To classify the triangle with side lengths 4.8, 28.6, and 29, we first need to check if it satisfies the triangle inequality theorem:
- \( a + b > c \)
- \( a + c > b \)
- \( b + c > a \)
Let’s assign \( a = 4.8 \), \( b = 28.6 \), and \( c = 29 \).
- \( 4.8 + 28.6 = 33.4 > 29 \) (True)
- \( 4.8 + 29 = 33.8 > 28.6 \) (True)
- \( 28.6 + 29 = 57.6 > 4.8 \) (True)
Since all inequalities are satisfied, these sides can form a triangle.
Next, to classify the triangle (acute, right, or obtuse) based on the angles, we will use the converse of the Pythagorean theorem.

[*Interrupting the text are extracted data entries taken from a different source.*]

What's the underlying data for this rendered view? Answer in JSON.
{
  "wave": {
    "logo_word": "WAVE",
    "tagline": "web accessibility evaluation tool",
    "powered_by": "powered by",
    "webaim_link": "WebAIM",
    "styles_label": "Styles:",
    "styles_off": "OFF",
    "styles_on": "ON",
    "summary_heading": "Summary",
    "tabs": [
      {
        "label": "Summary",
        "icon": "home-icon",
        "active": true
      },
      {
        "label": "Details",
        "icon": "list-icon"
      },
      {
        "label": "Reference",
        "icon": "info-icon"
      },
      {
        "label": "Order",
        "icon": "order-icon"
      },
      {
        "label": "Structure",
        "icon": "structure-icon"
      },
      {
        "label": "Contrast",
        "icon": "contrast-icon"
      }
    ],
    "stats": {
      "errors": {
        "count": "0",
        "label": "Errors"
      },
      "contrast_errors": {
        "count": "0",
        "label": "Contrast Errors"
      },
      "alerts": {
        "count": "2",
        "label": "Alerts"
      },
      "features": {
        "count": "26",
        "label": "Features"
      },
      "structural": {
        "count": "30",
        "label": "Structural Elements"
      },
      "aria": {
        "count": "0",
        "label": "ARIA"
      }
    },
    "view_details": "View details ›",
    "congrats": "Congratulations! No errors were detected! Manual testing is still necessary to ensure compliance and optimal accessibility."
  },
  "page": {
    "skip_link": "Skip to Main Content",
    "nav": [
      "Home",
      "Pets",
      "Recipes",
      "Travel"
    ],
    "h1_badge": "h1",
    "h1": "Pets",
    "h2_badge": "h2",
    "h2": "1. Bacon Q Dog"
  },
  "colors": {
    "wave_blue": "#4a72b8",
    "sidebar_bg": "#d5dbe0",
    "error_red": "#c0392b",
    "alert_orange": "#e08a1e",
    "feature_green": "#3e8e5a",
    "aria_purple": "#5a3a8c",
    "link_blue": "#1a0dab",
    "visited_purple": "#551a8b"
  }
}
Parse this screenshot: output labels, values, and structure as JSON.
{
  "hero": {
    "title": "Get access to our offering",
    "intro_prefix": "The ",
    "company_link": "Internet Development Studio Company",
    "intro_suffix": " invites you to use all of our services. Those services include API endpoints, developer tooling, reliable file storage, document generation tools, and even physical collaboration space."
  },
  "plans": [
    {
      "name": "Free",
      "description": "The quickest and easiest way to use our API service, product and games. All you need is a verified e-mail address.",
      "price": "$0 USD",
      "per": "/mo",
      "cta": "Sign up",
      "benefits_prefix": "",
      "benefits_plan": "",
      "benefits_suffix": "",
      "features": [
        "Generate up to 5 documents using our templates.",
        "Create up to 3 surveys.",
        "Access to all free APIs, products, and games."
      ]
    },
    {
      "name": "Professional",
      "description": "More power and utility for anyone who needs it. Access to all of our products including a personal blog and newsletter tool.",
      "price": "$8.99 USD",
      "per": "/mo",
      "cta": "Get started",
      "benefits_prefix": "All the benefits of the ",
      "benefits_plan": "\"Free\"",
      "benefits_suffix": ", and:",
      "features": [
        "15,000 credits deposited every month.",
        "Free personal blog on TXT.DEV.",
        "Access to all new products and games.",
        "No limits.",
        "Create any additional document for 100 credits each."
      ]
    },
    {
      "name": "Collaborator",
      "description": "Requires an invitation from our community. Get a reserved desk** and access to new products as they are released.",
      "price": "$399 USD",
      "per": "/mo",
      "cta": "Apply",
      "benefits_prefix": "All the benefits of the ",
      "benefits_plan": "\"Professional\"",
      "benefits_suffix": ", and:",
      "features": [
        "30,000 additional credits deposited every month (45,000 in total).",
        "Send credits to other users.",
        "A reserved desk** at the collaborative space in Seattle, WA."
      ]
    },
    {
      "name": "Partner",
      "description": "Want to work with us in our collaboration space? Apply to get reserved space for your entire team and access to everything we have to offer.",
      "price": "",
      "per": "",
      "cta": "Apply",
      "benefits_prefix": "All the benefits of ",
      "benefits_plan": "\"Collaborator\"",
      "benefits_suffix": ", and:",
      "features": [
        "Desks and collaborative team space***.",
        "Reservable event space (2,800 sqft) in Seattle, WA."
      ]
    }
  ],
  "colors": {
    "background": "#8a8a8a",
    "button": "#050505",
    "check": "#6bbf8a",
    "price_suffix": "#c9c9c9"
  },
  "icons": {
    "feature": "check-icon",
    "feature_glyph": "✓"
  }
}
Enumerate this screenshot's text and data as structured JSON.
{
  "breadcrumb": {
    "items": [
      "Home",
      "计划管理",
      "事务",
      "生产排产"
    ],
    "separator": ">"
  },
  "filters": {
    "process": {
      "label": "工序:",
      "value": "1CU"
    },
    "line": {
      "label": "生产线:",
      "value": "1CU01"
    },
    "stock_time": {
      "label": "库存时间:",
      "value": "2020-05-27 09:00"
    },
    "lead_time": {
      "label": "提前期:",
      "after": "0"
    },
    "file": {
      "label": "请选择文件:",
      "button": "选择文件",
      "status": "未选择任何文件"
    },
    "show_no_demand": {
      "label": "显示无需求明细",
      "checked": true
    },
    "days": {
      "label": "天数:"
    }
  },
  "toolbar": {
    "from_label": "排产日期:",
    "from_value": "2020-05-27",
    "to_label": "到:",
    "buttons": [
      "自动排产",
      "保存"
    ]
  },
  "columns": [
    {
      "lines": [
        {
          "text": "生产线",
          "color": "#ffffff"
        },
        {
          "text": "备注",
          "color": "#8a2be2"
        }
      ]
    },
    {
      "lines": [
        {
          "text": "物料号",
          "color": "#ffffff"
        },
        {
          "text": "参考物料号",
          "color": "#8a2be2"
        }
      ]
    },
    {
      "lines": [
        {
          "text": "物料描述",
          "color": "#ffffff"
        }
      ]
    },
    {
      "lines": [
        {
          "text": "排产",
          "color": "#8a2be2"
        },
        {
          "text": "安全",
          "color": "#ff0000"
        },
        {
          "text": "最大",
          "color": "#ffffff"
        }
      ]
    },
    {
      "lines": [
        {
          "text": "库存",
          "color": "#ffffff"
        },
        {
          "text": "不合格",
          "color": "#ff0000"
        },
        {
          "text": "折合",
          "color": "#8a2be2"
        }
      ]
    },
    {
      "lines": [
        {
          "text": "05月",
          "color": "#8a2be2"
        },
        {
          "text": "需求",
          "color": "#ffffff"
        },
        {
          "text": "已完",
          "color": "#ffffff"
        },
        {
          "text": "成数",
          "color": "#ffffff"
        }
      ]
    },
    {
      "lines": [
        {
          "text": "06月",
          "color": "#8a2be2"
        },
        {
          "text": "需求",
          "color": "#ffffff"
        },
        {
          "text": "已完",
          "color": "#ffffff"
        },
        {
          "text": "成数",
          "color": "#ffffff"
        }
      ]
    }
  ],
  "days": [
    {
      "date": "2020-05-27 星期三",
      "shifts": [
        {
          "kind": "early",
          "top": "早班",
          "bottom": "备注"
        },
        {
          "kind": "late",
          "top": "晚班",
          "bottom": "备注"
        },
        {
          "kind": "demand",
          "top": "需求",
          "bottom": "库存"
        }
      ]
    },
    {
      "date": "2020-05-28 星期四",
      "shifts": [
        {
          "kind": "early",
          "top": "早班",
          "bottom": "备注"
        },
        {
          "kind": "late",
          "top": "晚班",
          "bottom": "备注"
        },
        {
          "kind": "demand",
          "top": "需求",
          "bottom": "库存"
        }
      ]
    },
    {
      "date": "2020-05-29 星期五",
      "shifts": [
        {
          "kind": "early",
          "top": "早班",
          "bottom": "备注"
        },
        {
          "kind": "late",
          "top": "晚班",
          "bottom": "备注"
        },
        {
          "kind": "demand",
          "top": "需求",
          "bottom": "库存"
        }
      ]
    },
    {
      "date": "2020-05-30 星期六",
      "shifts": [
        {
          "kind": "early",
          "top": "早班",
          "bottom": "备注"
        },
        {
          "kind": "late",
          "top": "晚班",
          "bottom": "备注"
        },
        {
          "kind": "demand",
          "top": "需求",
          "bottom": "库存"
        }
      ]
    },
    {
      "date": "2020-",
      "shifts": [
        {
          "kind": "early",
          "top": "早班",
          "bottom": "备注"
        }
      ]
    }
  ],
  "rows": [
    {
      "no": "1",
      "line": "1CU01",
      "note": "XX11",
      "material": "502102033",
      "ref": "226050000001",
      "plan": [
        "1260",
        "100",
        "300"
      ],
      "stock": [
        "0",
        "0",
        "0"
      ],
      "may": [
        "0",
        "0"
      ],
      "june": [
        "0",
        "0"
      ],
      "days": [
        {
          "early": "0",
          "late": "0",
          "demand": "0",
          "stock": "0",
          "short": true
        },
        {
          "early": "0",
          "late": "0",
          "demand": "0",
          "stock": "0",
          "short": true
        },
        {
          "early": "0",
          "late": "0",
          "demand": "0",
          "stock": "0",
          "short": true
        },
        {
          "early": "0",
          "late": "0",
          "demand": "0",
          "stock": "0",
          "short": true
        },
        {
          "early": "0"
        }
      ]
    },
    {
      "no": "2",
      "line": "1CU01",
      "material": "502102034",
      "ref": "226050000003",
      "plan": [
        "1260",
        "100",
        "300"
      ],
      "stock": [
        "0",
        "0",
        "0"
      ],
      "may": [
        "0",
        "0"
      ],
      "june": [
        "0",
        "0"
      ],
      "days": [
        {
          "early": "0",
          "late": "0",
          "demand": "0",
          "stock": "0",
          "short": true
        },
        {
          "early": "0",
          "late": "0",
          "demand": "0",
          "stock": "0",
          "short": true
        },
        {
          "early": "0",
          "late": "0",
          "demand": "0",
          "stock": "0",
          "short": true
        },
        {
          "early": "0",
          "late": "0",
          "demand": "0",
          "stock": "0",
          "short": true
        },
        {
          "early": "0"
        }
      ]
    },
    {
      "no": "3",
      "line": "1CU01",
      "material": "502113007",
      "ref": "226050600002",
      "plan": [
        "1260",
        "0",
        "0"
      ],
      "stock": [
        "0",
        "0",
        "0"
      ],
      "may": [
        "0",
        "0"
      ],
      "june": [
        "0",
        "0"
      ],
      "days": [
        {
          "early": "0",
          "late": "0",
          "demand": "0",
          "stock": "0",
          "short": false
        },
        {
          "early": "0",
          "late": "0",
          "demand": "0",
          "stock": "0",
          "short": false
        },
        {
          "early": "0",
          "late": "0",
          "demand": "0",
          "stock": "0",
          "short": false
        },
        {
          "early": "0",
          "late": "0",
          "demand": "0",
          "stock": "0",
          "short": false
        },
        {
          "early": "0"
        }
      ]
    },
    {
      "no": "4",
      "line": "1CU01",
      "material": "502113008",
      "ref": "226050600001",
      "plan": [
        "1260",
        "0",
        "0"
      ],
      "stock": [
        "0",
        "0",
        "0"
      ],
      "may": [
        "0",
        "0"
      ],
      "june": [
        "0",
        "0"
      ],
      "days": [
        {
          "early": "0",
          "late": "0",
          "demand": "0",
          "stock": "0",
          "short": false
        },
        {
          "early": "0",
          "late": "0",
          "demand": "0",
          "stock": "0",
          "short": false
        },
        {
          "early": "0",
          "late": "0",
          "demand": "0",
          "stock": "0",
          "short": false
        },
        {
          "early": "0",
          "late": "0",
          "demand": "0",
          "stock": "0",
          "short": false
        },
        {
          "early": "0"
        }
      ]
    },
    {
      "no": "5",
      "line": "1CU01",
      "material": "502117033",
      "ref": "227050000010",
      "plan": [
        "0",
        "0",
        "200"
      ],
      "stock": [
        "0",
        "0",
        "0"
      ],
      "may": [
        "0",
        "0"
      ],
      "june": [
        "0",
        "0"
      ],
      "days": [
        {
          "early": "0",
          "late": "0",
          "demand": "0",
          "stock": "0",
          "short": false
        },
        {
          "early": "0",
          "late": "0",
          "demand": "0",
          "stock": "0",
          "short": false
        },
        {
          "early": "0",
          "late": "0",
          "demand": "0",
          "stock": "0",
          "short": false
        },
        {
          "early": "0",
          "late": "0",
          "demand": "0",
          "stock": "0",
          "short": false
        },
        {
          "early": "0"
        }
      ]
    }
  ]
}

We will compare the square of the longest side (\( c = 29 \)) with the sum of the squares of the other two sides (\( a \) and \( b \)).
Calculate \( a^2 + b^2 \): \[ (4.8)^2 + (28.6)^2 = 23.04 + 817.96 = 841 \]
Calculate \( c^2 \): \[ (29)^2 = 841 \]
Now we compare \( a^2 + b^2 \) and \( c^2 \): \[ a^2 + b^2 = 841 \quad \text{and} \quad c^2 = 841 \]
Since \( a^2 + b^2 = c^2 \), the triangle is a right triangle.
Conclusion: The triangle with sides 4.8, 28.6, and 29 is a right triangle.